火を灯して15分程※1経過した時の様子です。

左側(細い芯)
ロウを吸い上げる力が弱まるため、消えそうな程炎は小さいです。また炎が小さいため、ロウ溜まりが広がらず、ロウ壁も厚くなりやすい傾向です。室内で灯す場合は右から2番目、屋外で灯す場合は真中の炎が適した大きさです。
右側(太い芯)
ロウを吸い上げる量が多いため炎も大きく、風がなくても煤が出そうな大きさです。また炎が大きいため、その熱によってロウも早く溶け、ロウ溜まりの広がり方も早くなります。(=ロウ壁が薄くなりやすい傾向)

※1
キャンドルは点火して15分程経過するとそのキャンドルの持つ本来の大きさになりますが、時間の経過と共に炎の様子は変化していきます。それは、炎の熱によって出来るロウ溜まりのロウの量やキャンドルのデザイン※によって大きく左右されます。※デザインとは、特に断面の直径を指し、直径が狭く変則的であるほど炎が不安定になる傾向があります。

照明を消した様子

室内を消灯して、キャンドルの様子を観察します。

左側(細い芯)
周辺だけでなくキャンドル本体も暗く、その存在感の弱さから、灯していることを忘れがちになり、消し忘れの心配もあります。また長時間の燃焼でも、ロウ壁が厚いまま炎が深く下がる傾向になり、燃焼寿命が短く燃焼効率も低くなります。
右側(太い芯)
キャンドルの周辺を明るくし、また染料を使用しているためキャンドル本体へも明るさが広がります。また炎がキャンドルの直径に対して大き過ぎると、長く灯す過程でロウ壁がない状態、あるいはロウ壁を溶かしロウが流れ続ける状態、キャンドル本体の変形などの可能性がでてきます。

結論

芯の太さ選びは、炎の大きさを決定づけ、それに応じてキャンドル自体にあらゆる影響を与えます。炎の大きさが違えば、燃焼時間や灯し方の注意点も変わり、逆に演出空間や灯すTPOに応じて調整が可能になります。

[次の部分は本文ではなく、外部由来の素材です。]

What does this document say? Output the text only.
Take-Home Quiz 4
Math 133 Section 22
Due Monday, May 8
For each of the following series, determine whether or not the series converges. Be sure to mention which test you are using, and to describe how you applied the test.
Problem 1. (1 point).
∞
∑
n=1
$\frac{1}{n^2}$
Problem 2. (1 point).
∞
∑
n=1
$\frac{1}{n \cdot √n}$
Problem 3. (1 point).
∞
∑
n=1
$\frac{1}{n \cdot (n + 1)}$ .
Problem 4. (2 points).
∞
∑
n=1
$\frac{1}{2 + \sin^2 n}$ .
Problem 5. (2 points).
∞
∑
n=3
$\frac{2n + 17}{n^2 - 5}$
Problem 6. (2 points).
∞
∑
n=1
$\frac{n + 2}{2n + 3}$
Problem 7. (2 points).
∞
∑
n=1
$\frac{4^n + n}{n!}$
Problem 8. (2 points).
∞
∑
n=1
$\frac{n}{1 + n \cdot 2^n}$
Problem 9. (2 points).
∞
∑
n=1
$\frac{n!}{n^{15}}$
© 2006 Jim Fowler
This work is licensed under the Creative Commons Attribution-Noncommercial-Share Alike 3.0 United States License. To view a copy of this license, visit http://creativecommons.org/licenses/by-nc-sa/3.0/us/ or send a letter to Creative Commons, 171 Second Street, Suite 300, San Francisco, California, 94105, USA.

キャンドル作りでは、そのTPOを念頭に、デザイン(主に直径)や材料(添加剤/色素の種類、ワックスの添加剤の量)によって芯の太さを最終的に決定しますが、芯選びで炎の大きさに納得が得られない場合は、再びワックスブレンド率による調整などワックス材料に立ち返って、試作を繰り返すことが大切になります。